Table 5 and Table 6 show that our proposed algorithm in Theorem 10 has a better convergence behavior than the algorithm defined in Theorem 11 in iterations and CPU time.

Table 5. Numerical results for the LASSO problem in case $M=512$, $N=256$.

m-Sparse	Method	$\mathit{\kappa }={10}^{-3}$		$\mathit{\kappa }={10}^{-4}$
		CPU	Iter	CPU	Iter
$m=10$	Theorem 11	5.8869	237	28.2850	863
	Theorem 10	0.0296	157	0.1232	551
$m=15$	Theorem 11	6.1204	245	38.9049	1561
	Theorem 10	0.0260	155	0.1550	950
$m=20$	Theorem 11	9.3238	376	116.7590	4613
	Theorem 10	0.0377	233	0.4484	2730
$m=25$	Theorem 11	9.3206	379	32.8208	1255
	Theorem 10	0.0420	252	0.1578	858

Table 6. Numerical results for the LASSO problem in case $M=2048$, $N=1024$.

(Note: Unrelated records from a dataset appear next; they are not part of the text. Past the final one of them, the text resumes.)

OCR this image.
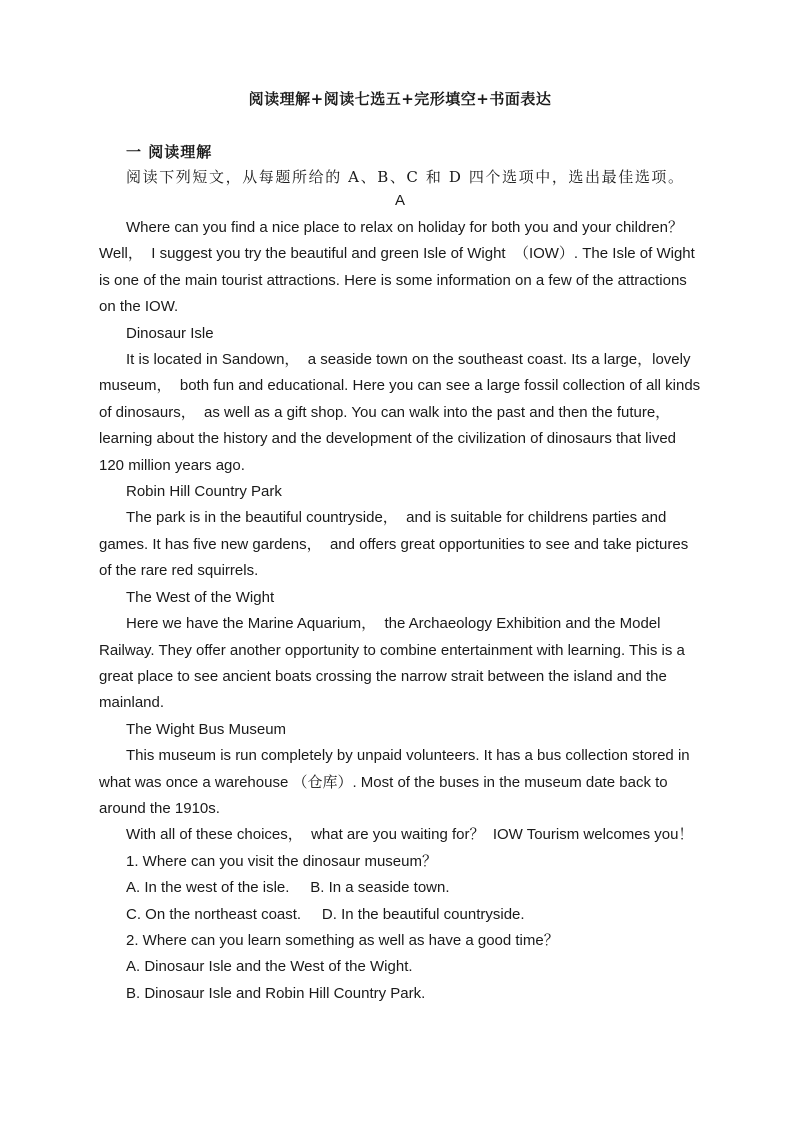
阅读理解+阅读七选五+完形填空+书面表达
一 阅读理解
阅读下列短文，从每题所给的 A、B、C 和 D 四个选项中，选出最佳选项。
A

Where can you find a nice place to relax on holiday for both you and your children？Well，  I suggest you try the beautiful and green Isle of Wight  （IOW）. The Isle of Wight is one of the main tourist attractions. Here is some information on a few of the attractions on the IOW.

Dinosaur Isle

It is located in Sandown，  a seaside town on the southeast coast. Its a large，lovely museum，  both fun and educational. Here you can see a large fossil collection of all kinds of dinosaurs，  as well as a gift shop. You can walk into the past and then the future，  learning about the history and the development of the civilization of dinosaurs that lived 120 million years ago.

Robin Hill Country Park

The park is in the beautiful countryside，  and is suitable for childrens parties and games. It has five new gardens，  and offers great opportunities to see and take pictures of the rare red squirrels.

The West of the Wight

Here we have the Marine Aquarium，  the Archaeology Exhibition and the Model Railway. They offer another opportunity to combine entertainment with learning. This is a great place to see ancient boats crossing the narrow strait between the island and the mainland.

The Wight Bus Museum

This museum is run completely by unpaid volunteers. It has a bus collection stored in what was once a warehouse （仓库）. Most of the buses in the museum date back to around the 1910s.

With all of these choices，  what are you waiting for？  IOW Tourism welcomes you！

1. Where can you visit the dinosaur museum？

A. In the west of the isle.     B. In a seaside town.

C. On the northeast coast.     D. In the beautiful countryside.

2. Where can you learn something as well as have a good time？

A. Dinosaur Isle and the West of the Wight.

B. Dinosaur Isle and Robin Hill Country Park.
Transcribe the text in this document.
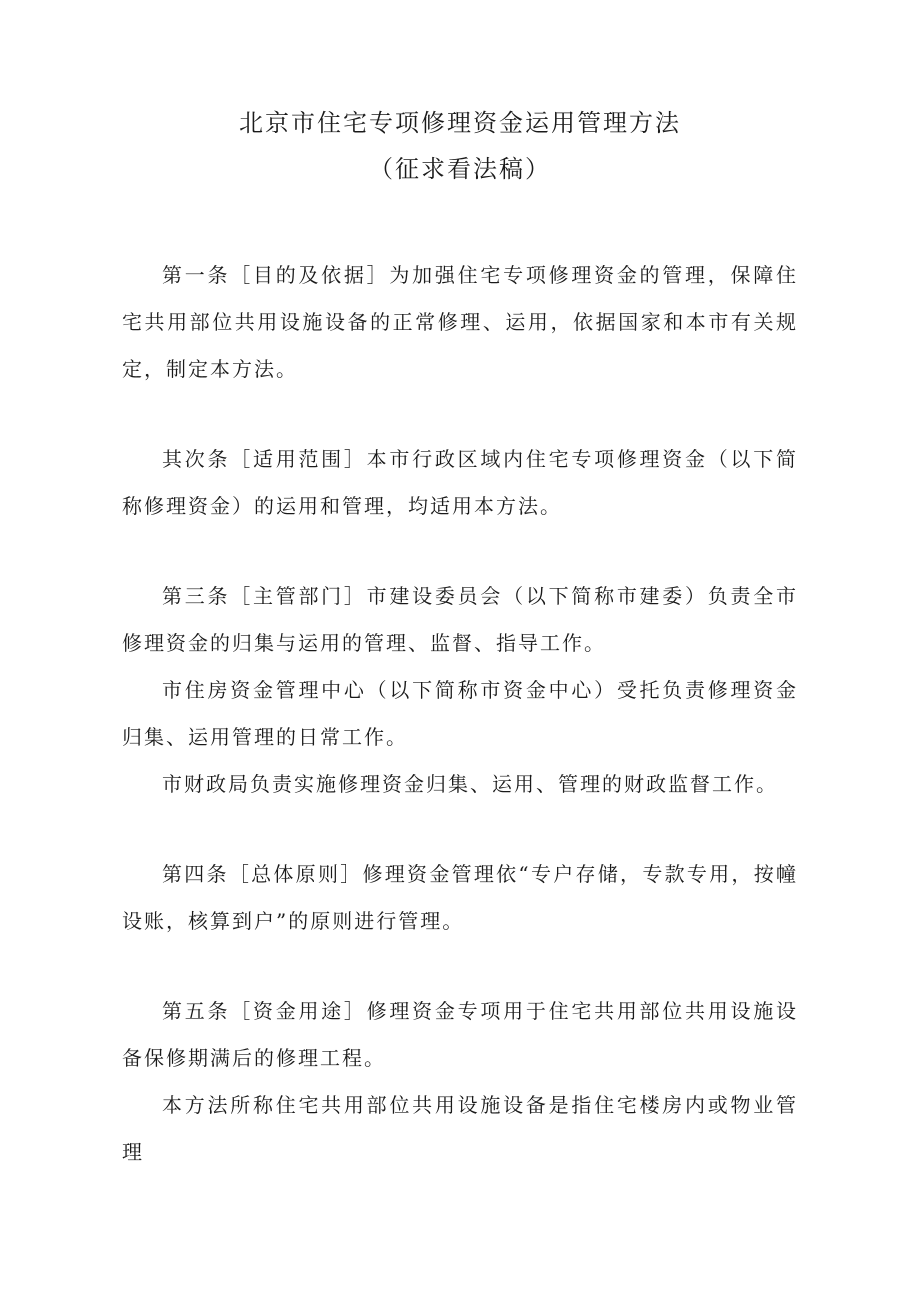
北京市住宅专项修理资金运用管理方法
（征求看法稿）

第一条［目的及依据］为加强住宅专项修理资金的管理，保障住宅共用部位共用设施设备的正常修理、运用，依据国家和本市有关规定，制定本方法。

其次条［适用范围］本市行政区域内住宅专项修理资金（以下简称修理资金）的运用和管理，均适用本方法。

第三条［主管部门］市建设委员会（以下简称市建委）负责全市修理资金的归集与运用的管理、监督、指导工作。

市住房资金管理中心（以下简称市资金中心）受托负责修理资金归集、运用管理的日常工作。

市财政局负责实施修理资金归集、运用、管理的财政监督工作。

第四条［总体原则］修理资金管理依“专户存储，专款专用，按幢设账，核算到户”的原则进行管理。

第五条［资金用途］修理资金专项用于住宅共用部位共用设施设备保修期满后的修理工程。

本方法所称住宅共用部位共用设施设备是指住宅楼房内或物业管理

m-Sparse	Method	$\mathit{\kappa }={10}^{-3}$		$\mathit{\kappa }={10}^{-4}$
		CPU	Iter	CPU	Iter
$m=10$	Theorem 11	131.3365	111	578.6894	490
	Theorem 10	0.2419	74	0.9969	305
$m=20$	Theorem 11	184.8031	157	616.7051	526
	Theorem 10	0.3274	101	1.0929	339
$m=30$	Theorem 11	262.3976	224	1.3220 × 103	503
	Theorem 10	0.4633	141	1.4516	339
$m=40$	Theorem 11	282.6013	237	1.6136 × 103	1326
	Theorem 10	0.5393	158	2.6758	791

We next provide some experiments in recovering the signal.

From Figure 1, Figure 2, Figure 3 and Figure 4, we observe that our algorithms can be applied to solve the LASSO problem. Moreover, the proposed algorithms have a better convergence behavior than other methods.

Figure 1. From top to bottom: original signal, measured values, recovered signal by Theorem 8, Theorem 9 and Theorem 7 with $N=512$, $M=256$ and $m=10$.

Figure 2. From top to bottom: original signal, measured values, recovered signal by Theorem 8, Theorem 9 and Theorem 7 with $N=2048$, $M=1024$ and $m=40$.

Figure 3. From top to bottom: original signal, measured values, recovered signal by Theorem 11 and Theorem 10 with $N=512$, $M=256$ and $m=10$.

Figure 4. From top to bottom: original signal, measured values, recovered signal by Theorem 11 and Theorem 10 with $N=2048$, $M=1024$ and $m=30$.

8. Conclusions

In the present work, we introduce a new approximation algorithm with a new stepsize that involves the self adaptive method for SVIP. The stepsize does not use the Lipschitz constant and the norm of operators in computing. We show its convergence analysis, which was proved under some suitable assumptions. The numerical results showed the efficiency of our algorithms. It is reported that the performance of our algorithms outruns those of Byrne et al. [6] and Chuang [10,11] through experiments.